I’ve never been a fan of New Year’s celebrations. One day rolling into the next, despite a single digit change in the date, has never caused me to want to put on a plastic party hat and revel with the masses.This year, though, I feel a pressing need to obliterate not only 2007, but much of the entire decade before it. To crush it, stomp it, and scream it out of existence. I’ll raise my glass in a toast of “never again” and mean it, both in relief and as a rock solid resolution.
Economics and the Average Jane
I don’t need an Ivy-league think tank or a swarm of economic experts to tell me what the financial status of the poor and middle-class is in this country. Having vacillated between a few classes myself, I’ve gained some pretty stunning first-hand knowledge. In 1996, I bought a small but well-kept home in a bucolic suburb of Minneapolis. I paid $69,600. My mortgage payments were $597, including taxes and insurance. That same home today, just twelve years later, would sell for $175,000 – a difference of more than 150%. However, during the same time, my wages rose only by a paltry 13%.
For the poor in this country, the cost of living goes far beyond the basics of food and shelter. The poor are also victims of mindless discriminatory practices, which seek to part them from any chance at financial betterment and disposable income – if, that is, they are lucky enough to find decent employment.
In the 1990′s, both insurance companies and employers took to using credit reports as a weapon, putting the poor in “high risk” or undesirable categories based on nothing more than their personal financial status.
I’ve yet to see a statistic that a thin checkbook causes one to be a reckless driver, but when it comes to nickel-and-diming the lower classes, predatory and often senseless practices are abundant and rarely successfully challenged.
This senselessness has extended to the employment sector, where it is now commonplace for companies to force applicants into signing a release form allowing their potential employers to view, and make employment decisions based upon, personal credit reports.
The argument that credit reports reveal something about an applicant’s skills or character is weak at its best, and broadly discriminatory at its worst. Logically, it is the employment record and accomplishments of an applicant that most speaks to his or her value in the workforce – not whether he or she has been late with their student loan payments. Ethically, the practice of preferential employment treatment for those with good credit scores is exclusionary and elitist – and a type of discrimination that’s very difficult to prove. While there might be some merit to running the personal credit reports of those who will be in charge of a company’s finances, this has not been the extent of its use. Instead, the practice has extended to nearly every sector, from factories to boardrooms.
Politics – and What the Hell Were Americans Thinking?
It appears that the right-wing brainwashing of the American public is winding down its cycle. Even Americans who swallowed the unthinking rhetoric of “with us or against us” seem to be near the point of understanding that asking reasonable questions is not, as they had been led to believe, an unpatriotic act.

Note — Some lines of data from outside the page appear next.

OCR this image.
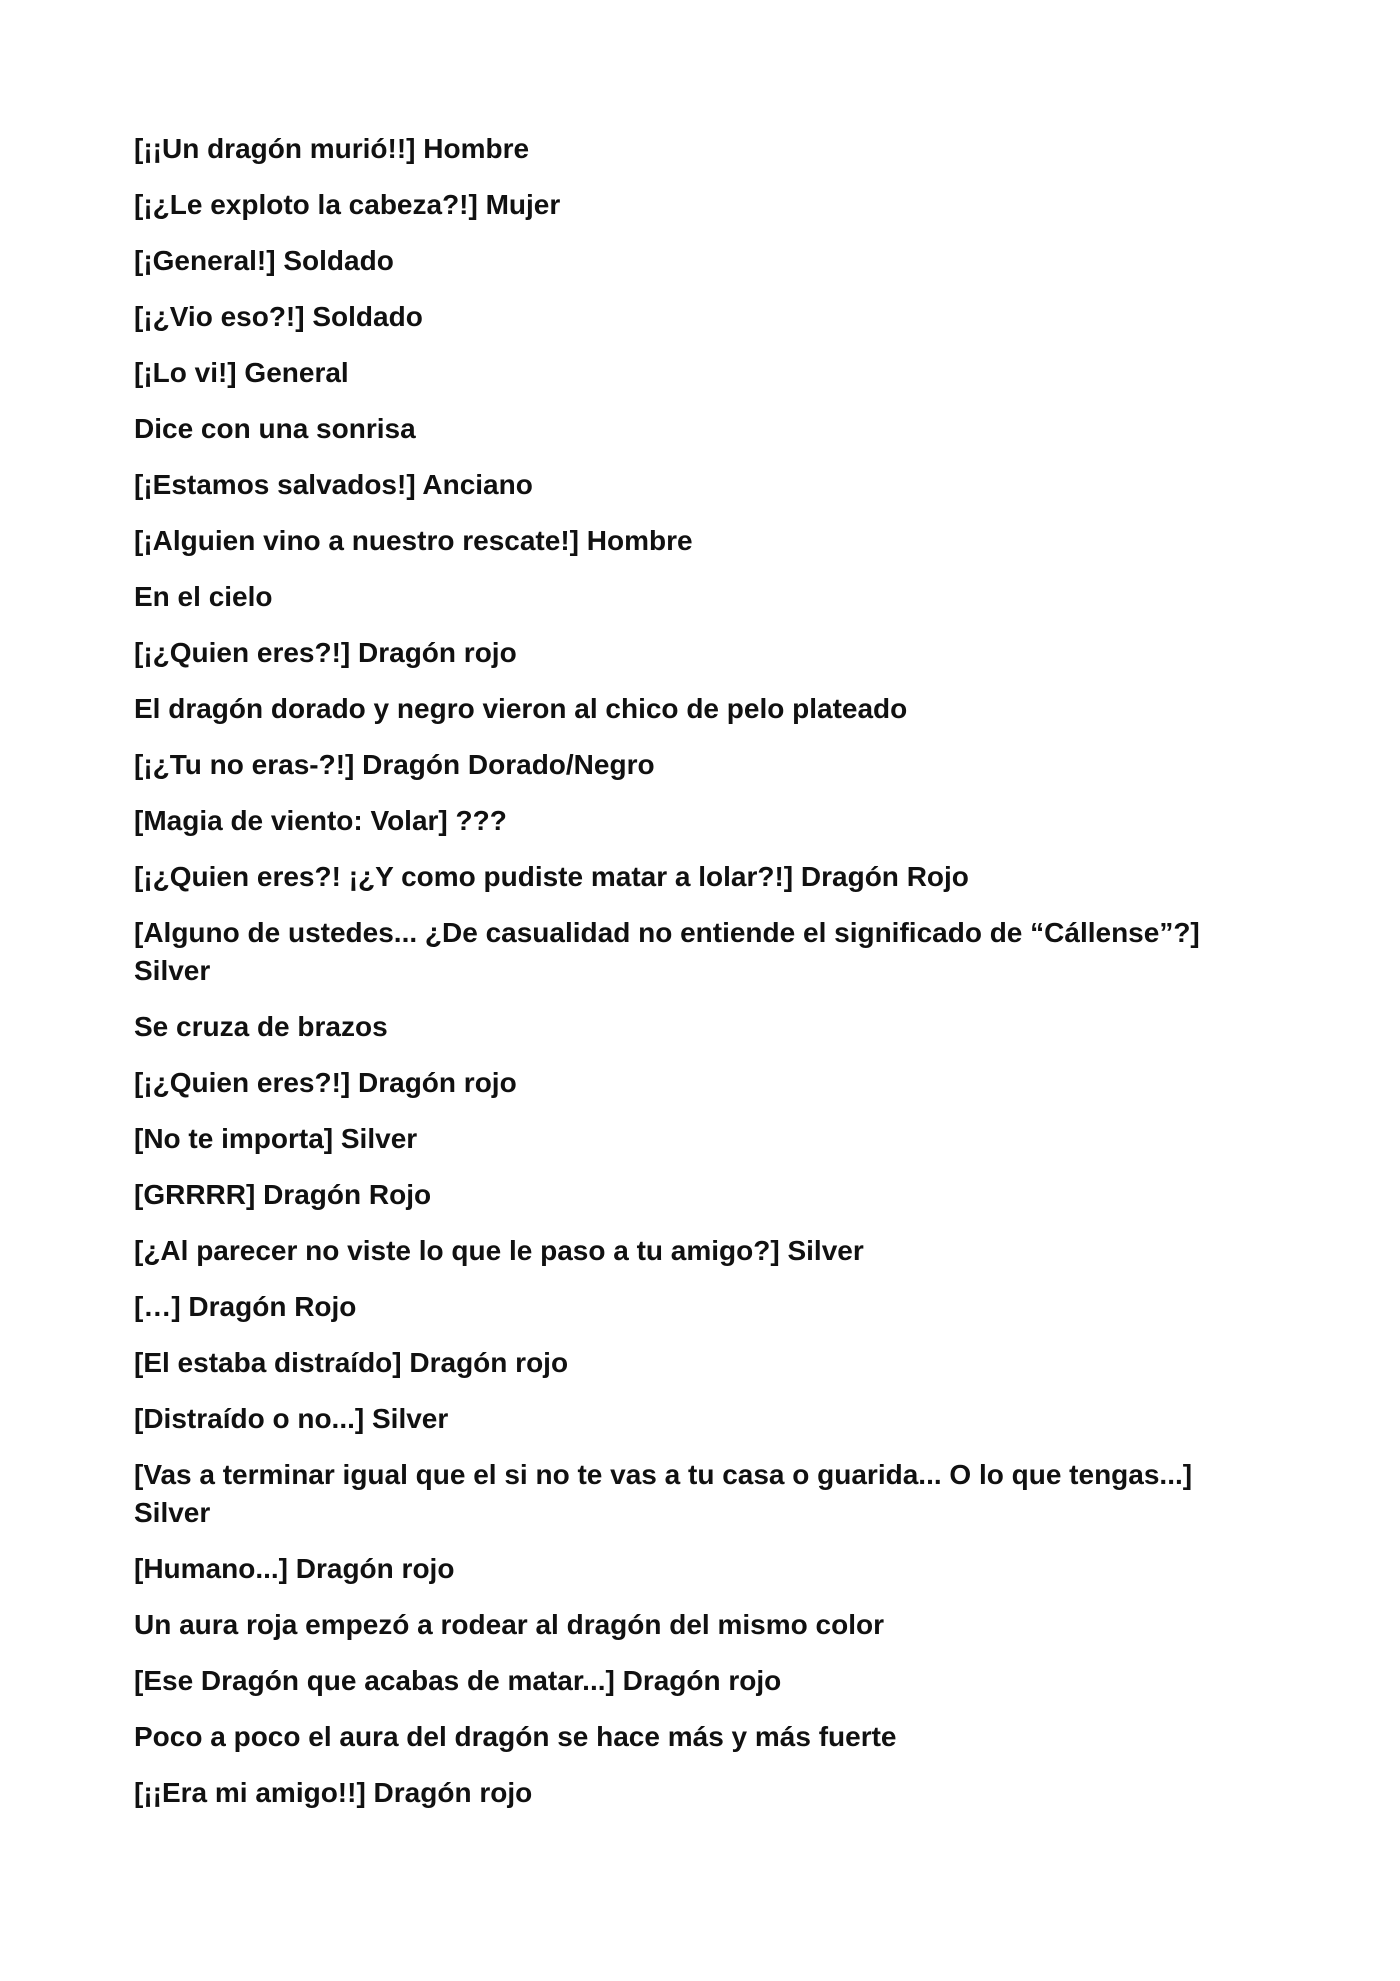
[¡¡Un dragón murió!!] Hombre

[¡¿Le exploto la cabeza?!] Mujer

[¡General!] Soldado

[¡¿Vio eso?!] Soldado

[¡Lo vi!] General

Dice con una sonrisa

[¡Estamos salvados!] Anciano

[¡Alguien vino a nuestro rescate!] Hombre

En el cielo

[¡¿Quien eres?!] Dragón rojo

El dragón dorado y negro vieron al chico de pelo plateado

[¡¿Tu no eras-?!] Dragón Dorado/Negro

[Magia de viento: Volar] ???

[¡¿Quien eres?! ¡¿Y como pudiste matar a lolar?!] Dragón Rojo

[Alguno de ustedes... ¿De casualidad no entiende el significado de “Cállense”?] Silver

Se cruza de brazos

[¡¿Quien eres?!] Dragón rojo

[No te importa] Silver

[GRRRR] Dragón Rojo

[¿Al parecer no viste lo que le paso a tu amigo?] Silver

[…] Dragón Rojo

[El estaba distraído] Dragón rojo

[Distraído o no...] Silver

[Vas a terminar igual que el si no te vas a tu casa o guarida... O lo que tengas...] Silver

[Humano...] Dragón rojo

Un aura roja empezó a rodear al dragón del mismo color

[Ese Dragón que acabas de matar...] Dragón rojo

Poco a poco el aura del dragón se hace más y más fuerte

[¡¡Era mi amigo!!] Dragón rojo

It helps that the over-long reign of Bush and his greed-soaked Republican goons will soon end, but future generations will have plenty to remind them of his corrupt administration. From his WMD lies, to 3,901 dead Americans , to a soaring debt that is nearing $9,000,000,000.00, Bush and company have played fast and loose with the future of America and its children, who are now born owing approximately $30,000 as their “share” of the national debt.
Add on the costs of high rising consumer debt, including an increase in defaulted credit card and mortgage payments, and the financial situation of this country is clearly spiraling toward catastrophe.
I encourage people to get mad. Being mad is a reasonable response to being lied to, misled, used, and plundered. Here are some articles that will help you reach the appropriate state of anger if you’re not already there:
As a Democrat, I’m often tagged with the over-used and all too convenient label of liberal. However, like so many other Americans, I don’t swing in either the far-right or far-left field, but somewhere closer to the left of center, where individual liberty, a humanitarian-based ethos, and common sense prevail.
There’s no liberty in being a debt-ridden nation, or a nation whose citizens are steeped in debt. There’s nothing humane in provoking war, especially with weaker countries, and leaving future generations to pay the social and financial costs of that war.
There’s no liberty or humanity in making health care inaccessible to millions of Americans, or in adding to the financial burdens of the poor through unreasonable insurance, lending, and employment practices.
There was a lack of common sense during the Bush administration that seemed to have a green light effect on corporate greed and impracticality. The grab-it-and-go period of banks, corporations, oil companies, and manufacturers has left Americans strapped with high housing costs, the necessity of higher taxes, and for many in the middle and lower classes, a bleak economic future.
I’m not over being mad, and probably won’t be in my lifetime, but I’m hinging my hopes on the 2008 election and trusting that other fed-up Americans from all parties will step up to the plate and vote this country into brighter days.